Comparison of the pCoo plasmids from the CS1-producing ETEC strains suggests that they were all derived from an ancestor plasmid that has diverged over time. They all contain both the R64- and R100-like origins of replication, the pCoo-specific region A (that encodes the CS1 pilus genes) in the R64 half of pCoo, and at least some portion of one of the direct repeats, DRI and DRII, that delimit the individual replicons in the cointegrate plasmid. The extent of the R64 thin pilus operon present in the ETEC strains varies; deletions in this region suggest that it is not essential. All ETEC strains that we examined with the O6 serotype have both of the direct repeats, but for the more distantly related strains with other serotypes, the primers we used did not always amplify all parts of the direct repeats. In some of the non-O6 strains, one of the direct repeats was present, suggesting that the cointegrate was formed. For the rest of the strains, we were unable to determine whether the two parts of pCoo formed a cointegrate and, if so, whether the cointegrate would resolve. It is not clear whether there is selective value to maintenance of the cointegrate plasmid over that of the two independent replicons which constitute it, but its continued presence suggests some type of advantage.

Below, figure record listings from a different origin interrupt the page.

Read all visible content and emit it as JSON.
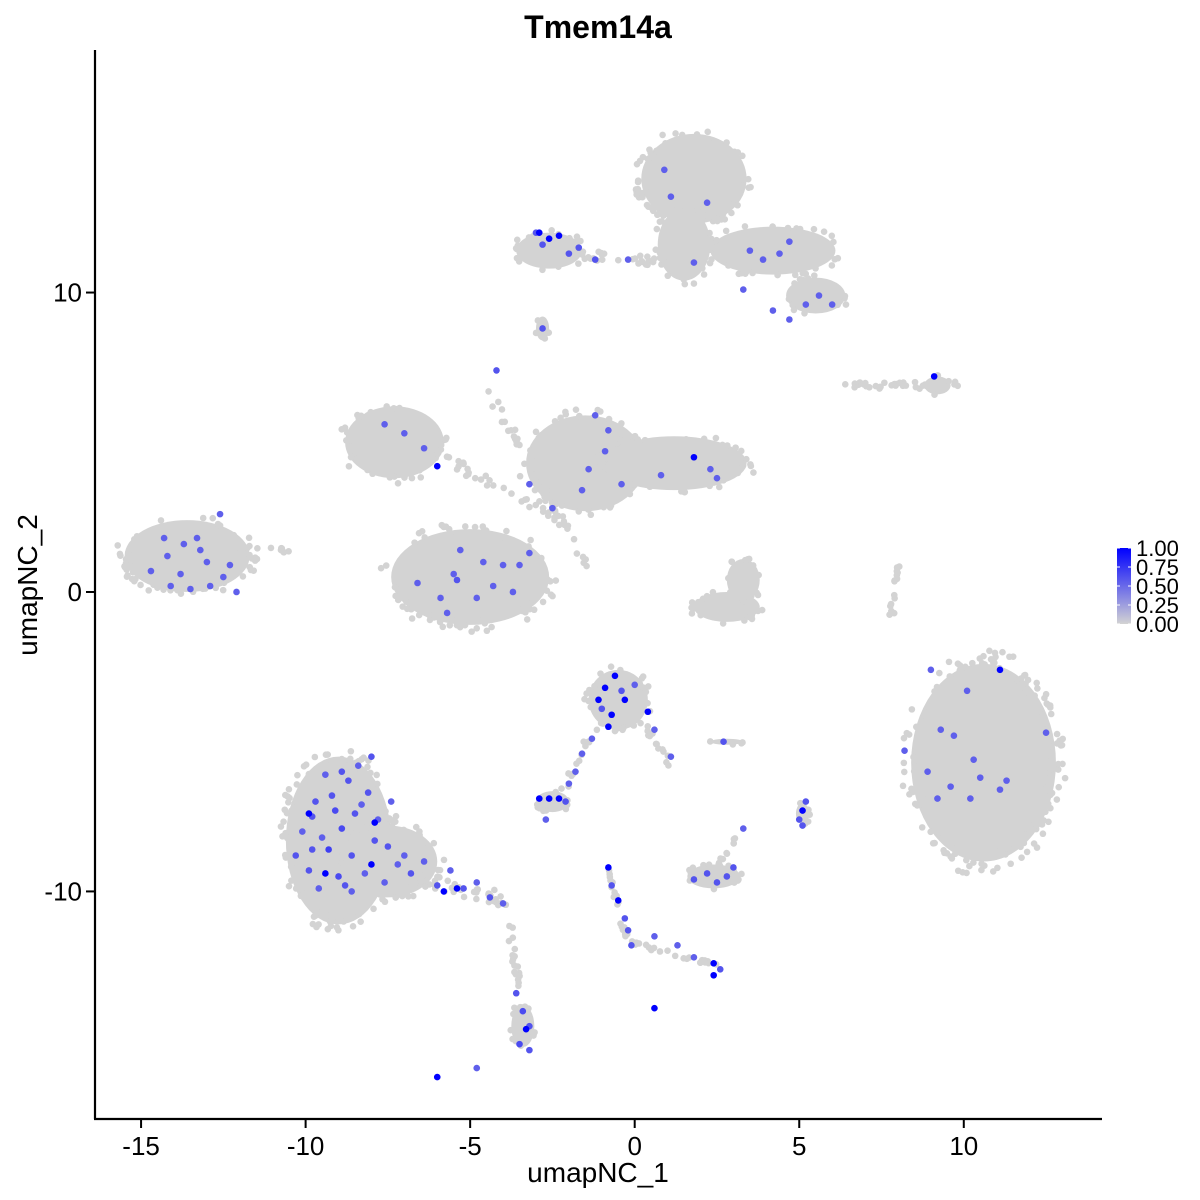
{
  "chart_data": {
    "type": "scatter",
    "title": "Tmem14a",
    "xlabel": "umapNC_1",
    "ylabel": "umapNC_2",
    "xlim": [
      -16.4,
      14.2
    ],
    "ylim": [
      -17.6,
      18.1
    ],
    "x_ticks": [
      -15,
      -10,
      -5,
      0,
      5,
      10
    ],
    "x_tick_labels": [
      "-15",
      "-10",
      "-5",
      "0",
      "5",
      "10"
    ],
    "y_ticks": [
      -10,
      0,
      10
    ],
    "y_tick_labels": [
      "-10",
      "0",
      "10"
    ],
    "grid": false,
    "legend_placement": "right",
    "color_low": "#d3d3d3",
    "color_high": "#0000ff",
    "colorbar": {
      "min": 0,
      "max": 1,
      "ticks": [
        1.0,
        0.75,
        0.5,
        0.25,
        0.0
      ],
      "tick_labels": [
        "1.00",
        "0.75",
        "0.50",
        "0.25",
        "0.00"
      ]
    },
    "background_clusters": [
      {
        "shape": "ellipse",
        "cx": 1.8,
        "cy": 13.8,
        "rx": 1.6,
        "ry": 1.5,
        "n": 110
      },
      {
        "shape": "ellipse",
        "cx": 1.5,
        "cy": 11.6,
        "rx": 0.8,
        "ry": 1.2,
        "n": 40
      },
      {
        "shape": "ellipse",
        "cx": 4.2,
        "cy": 11.4,
        "rx": 1.9,
        "ry": 0.8,
        "n": 55
      },
      {
        "shape": "ellipse",
        "cx": 5.5,
        "cy": 9.9,
        "rx": 0.9,
        "ry": 0.6,
        "n": 22
      },
      {
        "shape": "line",
        "x1": -3.5,
        "y1": 11.5,
        "x2": 1.0,
        "y2": 11.0,
        "w": 0.35,
        "n": 60
      },
      {
        "shape": "ellipse",
        "cx": -2.6,
        "cy": 11.4,
        "rx": 1.0,
        "ry": 0.6,
        "n": 28
      },
      {
        "shape": "ellipse",
        "cx": -2.8,
        "cy": 8.8,
        "rx": 0.2,
        "ry": 0.4,
        "n": 6
      },
      {
        "shape": "line",
        "x1": 6.5,
        "y1": 6.9,
        "x2": 9.9,
        "y2": 6.9,
        "w": 0.25,
        "n": 36
      },
      {
        "shape": "ellipse",
        "cx": 9.2,
        "cy": 6.9,
        "rx": 0.4,
        "ry": 0.3,
        "n": 8
      },
      {
        "shape": "ellipse",
        "cx": -7.3,
        "cy": 5.0,
        "rx": 1.5,
        "ry": 1.2,
        "n": 60
      },
      {
        "shape": "ellipse",
        "cx": -5.0,
        "cy": 0.5,
        "rx": 2.4,
        "ry": 1.6,
        "n": 110
      },
      {
        "shape": "ellipse",
        "cx": -1.5,
        "cy": 4.3,
        "rx": 1.8,
        "ry": 1.6,
        "n": 70
      },
      {
        "shape": "ellipse",
        "cx": 1.2,
        "cy": 4.3,
        "rx": 2.2,
        "ry": 0.9,
        "n": 65
      },
      {
        "shape": "line",
        "x1": -4.5,
        "y1": 6.8,
        "x2": -1.3,
        "y2": 0.6,
        "w": 0.25,
        "n": 45
      },
      {
        "shape": "line",
        "x1": -6.5,
        "y1": 5.0,
        "x2": -2.5,
        "y2": 2.5,
        "w": 0.4,
        "n": 35
      },
      {
        "shape": "ellipse",
        "cx": -13.6,
        "cy": 1.2,
        "rx": 1.9,
        "ry": 1.2,
        "n": 90
      },
      {
        "shape": "line",
        "x1": -12.5,
        "y1": 1.5,
        "x2": -10.5,
        "y2": 1.4,
        "w": 0.2,
        "n": 12
      },
      {
        "shape": "ellipse",
        "cx": 2.8,
        "cy": -0.5,
        "rx": 1.0,
        "ry": 0.5,
        "n": 40
      },
      {
        "shape": "ellipse",
        "cx": 3.3,
        "cy": 0.4,
        "rx": 0.5,
        "ry": 0.7,
        "n": 22
      },
      {
        "shape": "line",
        "x1": 8.0,
        "y1": 1.0,
        "x2": 7.8,
        "y2": -0.8,
        "w": 0.15,
        "n": 16
      },
      {
        "shape": "ellipse",
        "cx": 10.6,
        "cy": -5.7,
        "rx": 2.2,
        "ry": 3.3,
        "n": 260
      },
      {
        "shape": "ellipse",
        "cx": -9.0,
        "cy": -8.3,
        "rx": 1.6,
        "ry": 2.8,
        "n": 160
      },
      {
        "shape": "ellipse",
        "cx": -7.5,
        "cy": -9.0,
        "rx": 1.5,
        "ry": 1.2,
        "n": 70
      },
      {
        "shape": "line",
        "x1": -7.0,
        "y1": -9.5,
        "x2": -3.9,
        "y2": -10.3,
        "w": 0.5,
        "n": 45
      },
      {
        "shape": "line",
        "x1": -3.9,
        "y1": -10.5,
        "x2": -3.5,
        "y2": -13.5,
        "w": 0.2,
        "n": 18
      },
      {
        "shape": "ellipse",
        "cx": -3.4,
        "cy": -14.5,
        "rx": 0.35,
        "ry": 0.7,
        "n": 22
      },
      {
        "shape": "ellipse",
        "cx": -0.5,
        "cy": -3.6,
        "rx": 0.9,
        "ry": 1.0,
        "n": 45
      },
      {
        "shape": "line",
        "x1": 0.2,
        "y1": -4.2,
        "x2": 1.1,
        "y2": -5.8,
        "w": 0.25,
        "n": 14
      },
      {
        "shape": "line",
        "x1": -1.2,
        "y1": -4.5,
        "x2": -2.3,
        "y2": -6.9,
        "w": 0.2,
        "n": 14
      },
      {
        "shape": "ellipse",
        "cx": -2.5,
        "cy": -7.0,
        "rx": 0.5,
        "ry": 0.35,
        "n": 16
      },
      {
        "shape": "ellipse",
        "cx": 2.4,
        "cy": -9.5,
        "rx": 0.8,
        "ry": 0.4,
        "n": 25
      },
      {
        "shape": "line",
        "x1": 2.6,
        "y1": -9.2,
        "x2": 3.3,
        "y2": -7.6,
        "w": 0.2,
        "n": 10
      },
      {
        "shape": "line",
        "x1": -0.8,
        "y1": -9.2,
        "x2": -0.2,
        "y2": -11.7,
        "w": 0.15,
        "n": 18
      },
      {
        "shape": "line",
        "x1": -0.2,
        "y1": -11.7,
        "x2": 2.6,
        "y2": -12.5,
        "w": 0.15,
        "n": 22
      },
      {
        "shape": "ellipse",
        "cx": 5.1,
        "cy": -7.4,
        "rx": 0.2,
        "ry": 0.35,
        "n": 10
      },
      {
        "shape": "ellipse",
        "cx": 2.8,
        "cy": -5.0,
        "rx": 0.5,
        "ry": 0.1,
        "n": 6
      }
    ],
    "expressing_cells": [
      [
        -9.8,
        -7.5,
        0.6
      ],
      [
        -9.5,
        -8.2,
        0.55
      ],
      [
        -9.2,
        -6.8,
        0.6
      ],
      [
        -8.9,
        -7.9,
        0.65
      ],
      [
        -8.6,
        -8.8,
        0.6
      ],
      [
        -8.3,
        -7.1,
        0.55
      ],
      [
        -9.9,
        -9.3,
        0.6
      ],
      [
        -9.6,
        -9.9,
        0.55
      ],
      [
        -9.0,
        -9.5,
        0.65
      ],
      [
        -8.7,
        -6.3,
        0.6
      ],
      [
        -8.4,
        -5.8,
        0.55
      ],
      [
        -8.1,
        -6.7,
        0.6
      ],
      [
        -7.8,
        -7.6,
        0.55
      ],
      [
        -7.5,
        -8.5,
        0.6
      ],
      [
        -7.2,
        -9.1,
        0.55
      ],
      [
        -9.3,
        -8.6,
        0.7
      ],
      [
        -8.8,
        -9.8,
        0.6
      ],
      [
        -8.2,
        -9.4,
        0.55
      ],
      [
        -9.7,
        -7.0,
        0.6
      ],
      [
        -10.1,
        -8.0,
        0.55
      ],
      [
        -10.3,
        -8.8,
        0.6
      ],
      [
        -9.4,
        -6.1,
        0.55
      ],
      [
        -8.5,
        -7.4,
        0.6
      ],
      [
        -7.9,
        -8.3,
        0.6
      ],
      [
        -7.6,
        -9.7,
        0.55
      ],
      [
        -6.8,
        -9.4,
        0.6
      ],
      [
        -6.4,
        -9.0,
        0.55
      ],
      [
        -6.0,
        -9.8,
        0.6
      ],
      [
        -5.6,
        -9.3,
        0.55
      ],
      [
        -5.2,
        -9.9,
        0.6
      ],
      [
        -4.8,
        -9.7,
        0.55
      ],
      [
        -4.4,
        -10.2,
        0.6
      ],
      [
        -4.0,
        -10.4,
        0.55
      ],
      [
        -9.1,
        -7.3,
        0.65
      ],
      [
        -8.0,
        -5.5,
        0.6
      ],
      [
        -8.6,
        -10.0,
        0.55
      ],
      [
        -9.8,
        -8.6,
        0.6
      ],
      [
        -7.4,
        -7.0,
        0.55
      ],
      [
        -8.9,
        -6.0,
        0.6
      ],
      [
        -7.0,
        -8.8,
        0.55
      ],
      [
        -9.9,
        -7.4,
        1.0
      ],
      [
        -9.4,
        -9.4,
        1.0
      ],
      [
        -8.0,
        -9.1,
        1.0
      ],
      [
        -7.9,
        -7.7,
        1.0
      ],
      [
        -5.8,
        -10.0,
        1.0
      ],
      [
        -5.4,
        -9.9,
        1.0
      ],
      [
        -3.6,
        -13.4,
        0.6
      ],
      [
        -3.4,
        -14.0,
        0.65
      ],
      [
        -3.2,
        -14.5,
        0.6
      ],
      [
        -3.5,
        -15.1,
        0.65
      ],
      [
        -3.2,
        -15.3,
        0.6
      ],
      [
        -3.3,
        -14.6,
        1.0
      ],
      [
        -4.8,
        -15.9,
        0.55
      ],
      [
        -6.0,
        -16.2,
        1.0
      ],
      [
        -0.9,
        -3.2,
        1.0
      ],
      [
        -1.1,
        -3.6,
        1.0
      ],
      [
        -0.6,
        -2.8,
        1.0
      ],
      [
        -0.3,
        -3.6,
        1.0
      ],
      [
        -0.7,
        -4.1,
        1.0
      ],
      [
        0.4,
        -4.0,
        1.0
      ],
      [
        -0.8,
        -4.5,
        1.0
      ],
      [
        -1.0,
        -3.9,
        0.6
      ],
      [
        -0.4,
        -3.3,
        0.6
      ],
      [
        0.0,
        -3.1,
        0.55
      ],
      [
        0.6,
        -4.6,
        0.55
      ],
      [
        1.1,
        -5.5,
        0.55
      ],
      [
        -1.3,
        -4.9,
        0.55
      ],
      [
        -1.6,
        -5.4,
        0.55
      ],
      [
        -1.8,
        -6.0,
        0.55
      ],
      [
        -2.0,
        -6.4,
        0.55
      ],
      [
        -2.9,
        -6.9,
        1.0
      ],
      [
        -2.6,
        -6.9,
        1.0
      ],
      [
        -2.3,
        -6.9,
        1.0
      ],
      [
        -2.1,
        -7.0,
        0.6
      ],
      [
        -2.7,
        -7.6,
        0.55
      ],
      [
        -0.8,
        -9.2,
        1.0
      ],
      [
        -0.7,
        -9.8,
        0.6
      ],
      [
        -0.5,
        -10.3,
        1.0
      ],
      [
        -0.3,
        -10.9,
        0.6
      ],
      [
        -0.2,
        -11.3,
        0.6
      ],
      [
        -0.1,
        -11.8,
        0.6
      ],
      [
        0.6,
        -11.5,
        0.55
      ],
      [
        1.3,
        -11.8,
        0.55
      ],
      [
        1.8,
        -12.2,
        0.55
      ],
      [
        2.4,
        -12.4,
        1.0
      ],
      [
        2.4,
        -12.8,
        1.0
      ],
      [
        2.6,
        -12.6,
        0.6
      ],
      [
        0.6,
        -13.9,
        1.0
      ],
      [
        1.8,
        -9.6,
        0.6
      ],
      [
        2.2,
        -9.4,
        0.6
      ],
      [
        2.5,
        -9.7,
        0.6
      ],
      [
        2.8,
        -9.5,
        0.6
      ],
      [
        3.0,
        -9.2,
        0.6
      ],
      [
        3.3,
        -7.9,
        0.55
      ],
      [
        5.1,
        -7.3,
        1.0
      ],
      [
        5.0,
        -7.6,
        0.6
      ],
      [
        5.2,
        -7.0,
        0.6
      ],
      [
        5.1,
        -7.8,
        0.6
      ],
      [
        2.7,
        -5.0,
        0.6
      ],
      [
        9.0,
        -2.6,
        0.55
      ],
      [
        11.1,
        -2.6,
        1.0
      ],
      [
        10.1,
        -3.3,
        0.55
      ],
      [
        9.3,
        -4.6,
        0.55
      ],
      [
        8.2,
        -5.3,
        0.55
      ],
      [
        9.7,
        -4.8,
        0.55
      ],
      [
        12.5,
        -4.7,
        0.55
      ],
      [
        10.3,
        -5.6,
        0.55
      ],
      [
        8.9,
        -6.0,
        0.55
      ],
      [
        9.6,
        -6.5,
        0.55
      ],
      [
        10.5,
        -6.2,
        0.55
      ],
      [
        11.3,
        -6.3,
        0.55
      ],
      [
        9.2,
        -6.9,
        0.55
      ],
      [
        10.2,
        -6.9,
        0.55
      ],
      [
        11.1,
        -6.6,
        0.55
      ],
      [
        -12.6,
        2.6,
        0.55
      ],
      [
        -13.3,
        1.8,
        0.55
      ],
      [
        -13.7,
        1.6,
        0.55
      ],
      [
        -14.2,
        1.2,
        0.55
      ],
      [
        -13.0,
        1.0,
        0.55
      ],
      [
        -12.3,
        0.9,
        0.55
      ],
      [
        -13.8,
        0.6,
        0.55
      ],
      [
        -14.1,
        0.2,
        0.55
      ],
      [
        -12.9,
        0.2,
        0.55
      ],
      [
        -12.5,
        0.5,
        0.55
      ],
      [
        -14.7,
        0.7,
        0.55
      ],
      [
        -13.5,
        0.1,
        0.55
      ],
      [
        -12.1,
        0.0,
        0.55
      ],
      [
        -13.2,
        1.4,
        0.55
      ],
      [
        -14.3,
        1.8,
        0.55
      ],
      [
        -2.9,
        12.0,
        1.0
      ],
      [
        -2.6,
        11.8,
        1.0
      ],
      [
        -2.3,
        11.9,
        1.0
      ],
      [
        -2.8,
        11.6,
        0.6
      ],
      [
        -2.0,
        11.3,
        0.6
      ],
      [
        -1.7,
        11.5,
        0.6
      ],
      [
        -1.2,
        11.1,
        0.6
      ],
      [
        -0.2,
        11.1,
        0.55
      ],
      [
        0.9,
        14.1,
        0.55
      ],
      [
        1.1,
        13.2,
        0.55
      ],
      [
        2.2,
        13.0,
        0.55
      ],
      [
        1.8,
        11.0,
        0.55
      ],
      [
        3.5,
        11.4,
        0.55
      ],
      [
        3.9,
        11.1,
        0.55
      ],
      [
        4.4,
        11.3,
        0.55
      ],
      [
        4.7,
        11.7,
        0.55
      ],
      [
        3.3,
        10.1,
        0.55
      ],
      [
        4.2,
        9.4,
        0.55
      ],
      [
        4.7,
        9.1,
        0.55
      ],
      [
        5.2,
        9.6,
        0.55
      ],
      [
        5.6,
        9.9,
        0.55
      ],
      [
        6.0,
        9.6,
        0.55
      ],
      [
        -2.8,
        8.8,
        0.6
      ],
      [
        -4.2,
        7.4,
        0.6
      ],
      [
        9.1,
        7.2,
        1.0
      ],
      [
        -6.0,
        4.2,
        1.0
      ],
      [
        1.8,
        4.5,
        1.0
      ],
      [
        -7.6,
        5.6,
        0.55
      ],
      [
        -7.0,
        5.3,
        0.55
      ],
      [
        -6.4,
        4.8,
        0.55
      ],
      [
        -1.2,
        5.9,
        0.55
      ],
      [
        -0.8,
        5.4,
        0.55
      ],
      [
        -0.9,
        4.7,
        0.55
      ],
      [
        -1.4,
        4.1,
        0.55
      ],
      [
        -0.4,
        3.6,
        0.55
      ],
      [
        2.3,
        4.1,
        0.55
      ],
      [
        2.5,
        3.8,
        0.55
      ],
      [
        0.8,
        3.9,
        0.55
      ],
      [
        -1.6,
        3.4,
        0.55
      ],
      [
        -3.2,
        3.6,
        0.55
      ],
      [
        -2.5,
        2.8,
        0.55
      ],
      [
        -5.3,
        1.4,
        0.55
      ],
      [
        -4.6,
        1.0,
        0.55
      ],
      [
        -4.0,
        0.9,
        0.55
      ],
      [
        -5.5,
        0.6,
        0.55
      ],
      [
        -4.3,
        0.2,
        0.55
      ],
      [
        -6.6,
        0.3,
        0.55
      ],
      [
        -3.7,
        0.0,
        0.55
      ],
      [
        -4.8,
        -0.2,
        0.55
      ],
      [
        -5.9,
        -0.2,
        0.55
      ],
      [
        -3.2,
        1.3,
        0.55
      ],
      [
        -5.7,
        -0.7,
        0.55
      ],
      [
        -3.5,
        0.9,
        0.55
      ],
      [
        -5.4,
        0.4,
        0.6
      ],
      [
        -3.0,
        12.0,
        0.6
      ]
    ]
  }
}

The presence of at least part of both the R100-like and R64-like halves of pCoo in all of the CS1-piliated ETEC strains suggests that there might be essential functions on both. On the R64 part, the coo
genes are probably required for virulence. On the R100 portion of pCoo, candidates for functions important for pathogenesis include the shf
operon, which is almost identical to that found on the pINV virulence plasmid of Shigella flexneri
, and eatA
, which encodes the secreted serine protease that enhances the virulence in a CFA/I-pilus-producing ETEC strain (25
In the CS1-producing ETEC strains, replicons of three incompatibility groups are apparently necessary for pathogenesis. An IncFI plasmid contains the positive regulator, rns, required for expression of the coo genes, LT and ST, and, in some strains, the colonization factor CS3. The pCoo cointegrate plasmid is made up of IncI1 (R64) and an R100-like replicon, both of which may contain genes that may be important for virulence. A better understanding of the role of these genes and of contributions to virulence from the IncF1 plasmid and from the chromosome awaits further sequence analysis and studies on the pathogenesis of ETEC.